Afinal, a justiça criminal existe com que finalidade?
No debate da VEJA.com (ver abaixo), afirmo: “Neste caso (do mensalão), e em todos os casos, num julgamento criminal, a finalidade é desagravar a parte agravada e punir quem cometeu crime. É por isso que existe um julgamento. Se um julgamento não existir para punir quem cometeu crime e desagravar o agravado, então não serve […]
No debate da VEJA.com (ver abaixo), afirmo:
“Neste caso (do mensalão), e em todos os casos, num julgamento criminal, a finalidade é desagravar a parte agravada e punir quem cometeu crime. É por isso que existe um julgamento. Se um julgamento não existir para punir quem cometeu crime e desagravar o agravado, então não serve para nada; é mero exercício retórico, é mera conversa mole; é mera ilustração de teses jurídicas. Este ministro que fala aí, Celso de Mello (refiro-me a um vídeo) é o ministro dos meios; é o ministro que borda, com palavras precisas, de uma verdade inquestionável, o que foi o mensalão. O ministro que vai decidir é o ministro dos fins, é o ministro da ação. Vai se fazer justiça ou não se vai fazer justiça? Essa é a questão que interessa”.
Um grande e querido amigo, advogado criminalista lá do topo da competência e da reputação, me envia um e-mail e me dá uma esculhambada sensacional (atribuo as qualidades que eu eventualmente tenha ao fato de que meus amigos são severos; sigo Santo Agostinho: prefiro os que me criticam porque me corrigem aos que me adulam porque me corrompem). Escreve ele:
“O objetivo último da justiça criminal não é desagravar a parte ofendida e punir quem cometeu delito. O processo penal é instrumento que confere efetividade às garantias constitucionais, para impedir que o Estado exerça seu poder punitivo sem limites. O processo penal, portanto, é a proteção do indivíduo acusado contra o poder punitivo estatal.”
Comento
Todas as leis num estado democrático e de direito impõem limites ao estado, não? A Constituição não é outra coisa. No caso da ação criminal, é claro que esse aspecto está, e tem de estar, presente. Mas não se pode entender que a máquina da Justiça existe com a finalidade precípua de proteger os transgressores da sanha punitiva do estado. É evidente que esse aspecto é de suma relevância, como herança deixada da luta contra o estado autoritário, que se impunha pela força.
O Código Penal não estabelece, depois de cada crime, uma compensação mínima ou uma compensação máxima às vítimas, por exemplo, mas uma pena mínima e uma pena máxima aos criminosos. Também o juiz não decide as compensações, mas as penas. Eu entendo o papel fundamental do direito de defesa na história da democracia. Sei que é fundamental garantir esses direitos, mas me parece que, sem que se dê o devido peso à punição — que é a reparação possível à vítima, não há outra — o direito penal, então, se transforma apenas num sistema de contenção da força punitiva do estado. Ora, há outras instâncias para esse fim específico.

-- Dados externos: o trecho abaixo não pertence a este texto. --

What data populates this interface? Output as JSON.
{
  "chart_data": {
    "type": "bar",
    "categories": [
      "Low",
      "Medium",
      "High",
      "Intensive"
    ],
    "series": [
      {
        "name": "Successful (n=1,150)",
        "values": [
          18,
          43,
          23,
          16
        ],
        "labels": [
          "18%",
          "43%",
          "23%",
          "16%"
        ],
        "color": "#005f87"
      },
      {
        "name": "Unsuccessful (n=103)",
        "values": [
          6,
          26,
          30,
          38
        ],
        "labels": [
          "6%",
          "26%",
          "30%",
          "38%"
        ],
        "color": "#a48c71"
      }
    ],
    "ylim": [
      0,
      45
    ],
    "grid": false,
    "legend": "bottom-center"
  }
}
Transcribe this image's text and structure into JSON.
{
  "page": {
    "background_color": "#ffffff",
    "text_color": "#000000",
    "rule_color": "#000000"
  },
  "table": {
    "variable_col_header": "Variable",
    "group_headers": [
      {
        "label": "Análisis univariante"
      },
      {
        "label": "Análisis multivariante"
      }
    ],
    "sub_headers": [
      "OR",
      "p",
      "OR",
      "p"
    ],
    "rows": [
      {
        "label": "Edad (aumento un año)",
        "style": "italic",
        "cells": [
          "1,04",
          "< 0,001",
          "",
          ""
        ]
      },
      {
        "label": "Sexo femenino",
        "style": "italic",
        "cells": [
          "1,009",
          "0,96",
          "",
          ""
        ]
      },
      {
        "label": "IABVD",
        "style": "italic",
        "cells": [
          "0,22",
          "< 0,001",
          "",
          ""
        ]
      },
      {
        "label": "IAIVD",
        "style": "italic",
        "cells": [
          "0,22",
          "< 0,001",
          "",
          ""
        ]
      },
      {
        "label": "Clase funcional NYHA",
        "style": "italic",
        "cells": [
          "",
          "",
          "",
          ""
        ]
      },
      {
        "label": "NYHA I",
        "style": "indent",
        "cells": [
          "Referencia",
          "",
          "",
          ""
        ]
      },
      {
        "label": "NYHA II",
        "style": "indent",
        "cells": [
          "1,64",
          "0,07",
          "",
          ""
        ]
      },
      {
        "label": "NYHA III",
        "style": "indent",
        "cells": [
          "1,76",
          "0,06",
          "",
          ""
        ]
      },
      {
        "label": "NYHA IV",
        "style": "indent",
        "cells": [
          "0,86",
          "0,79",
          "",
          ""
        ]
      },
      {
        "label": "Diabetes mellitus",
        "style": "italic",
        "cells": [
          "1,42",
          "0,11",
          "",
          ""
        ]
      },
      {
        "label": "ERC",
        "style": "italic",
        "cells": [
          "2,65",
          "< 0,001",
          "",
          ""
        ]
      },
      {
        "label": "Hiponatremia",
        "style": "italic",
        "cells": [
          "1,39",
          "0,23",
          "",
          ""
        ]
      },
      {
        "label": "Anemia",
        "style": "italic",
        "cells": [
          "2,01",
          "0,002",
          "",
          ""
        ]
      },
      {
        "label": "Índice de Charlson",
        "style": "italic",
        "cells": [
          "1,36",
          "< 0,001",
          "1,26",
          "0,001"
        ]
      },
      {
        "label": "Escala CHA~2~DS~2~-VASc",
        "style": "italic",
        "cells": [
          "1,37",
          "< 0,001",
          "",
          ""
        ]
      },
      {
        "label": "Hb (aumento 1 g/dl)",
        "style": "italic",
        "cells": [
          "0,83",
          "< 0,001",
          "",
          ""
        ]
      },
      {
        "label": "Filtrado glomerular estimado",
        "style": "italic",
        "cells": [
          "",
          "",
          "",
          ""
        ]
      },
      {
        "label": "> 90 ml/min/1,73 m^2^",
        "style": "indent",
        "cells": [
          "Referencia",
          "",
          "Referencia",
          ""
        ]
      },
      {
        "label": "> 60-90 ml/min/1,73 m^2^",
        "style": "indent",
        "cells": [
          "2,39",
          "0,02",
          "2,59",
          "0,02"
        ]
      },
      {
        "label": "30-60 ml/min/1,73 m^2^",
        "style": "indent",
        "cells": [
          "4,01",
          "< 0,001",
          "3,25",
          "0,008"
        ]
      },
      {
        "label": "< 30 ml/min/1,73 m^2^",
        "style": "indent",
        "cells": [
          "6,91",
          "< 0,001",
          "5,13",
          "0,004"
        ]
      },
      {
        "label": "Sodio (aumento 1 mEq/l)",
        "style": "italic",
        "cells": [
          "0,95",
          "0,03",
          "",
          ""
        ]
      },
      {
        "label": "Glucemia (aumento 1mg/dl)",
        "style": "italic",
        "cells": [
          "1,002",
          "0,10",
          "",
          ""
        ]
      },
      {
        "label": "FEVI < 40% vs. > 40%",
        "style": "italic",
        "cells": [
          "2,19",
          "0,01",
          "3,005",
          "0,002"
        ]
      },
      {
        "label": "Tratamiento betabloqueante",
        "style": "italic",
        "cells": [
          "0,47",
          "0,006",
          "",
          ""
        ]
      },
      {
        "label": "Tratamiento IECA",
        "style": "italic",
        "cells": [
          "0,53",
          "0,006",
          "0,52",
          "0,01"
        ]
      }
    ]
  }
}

O direito penal carrega uma herança da qual, nas democracias, precisa se livrar, sem o quê, e já se verifica isso, corre o risco de ser omisso com as vítimas e protetor de malfeitores. Durante muito tempo — e assim é nas tiranias, ditaduras e protoditaduras até hoje —, a acusação criminal serviu (e serve) de fachada para a perseguição política. Então se criaram as defesas — entendo os motivos, mas não posso justificar as distorções decorrentes — contra o estado punitivo.
Numa democracia de direito, em que o estado não se impõe pela força — a não ser aquela pactuada e aceita como precondição da vida em sociedade —, o excesso de garantias aos que cometem crimes se dá, necessariamente, em razão de um déficit de direitos das partes ofendidas.
Nem tão por acaso, o atraso político dos países é diretamente proporcional à impunidade. Aquilo que serviria como garantia do indivíduo contra a sanha punitiva do estado acaba se transformando em instrumento de proteção de malfeitores que se imiscuem na máquina do estado. Com o tempo, de garantia recursal em garantia recursal, por exemplo, sob o pretexto de proteger esses direitos, o que se tem é, na prática, a impunidade dos poderosos, que acabam, por assim dizer, privatizando as garantias contra os interesses da sociedade. O debate não se esgota aqui. Voltarei ao caso.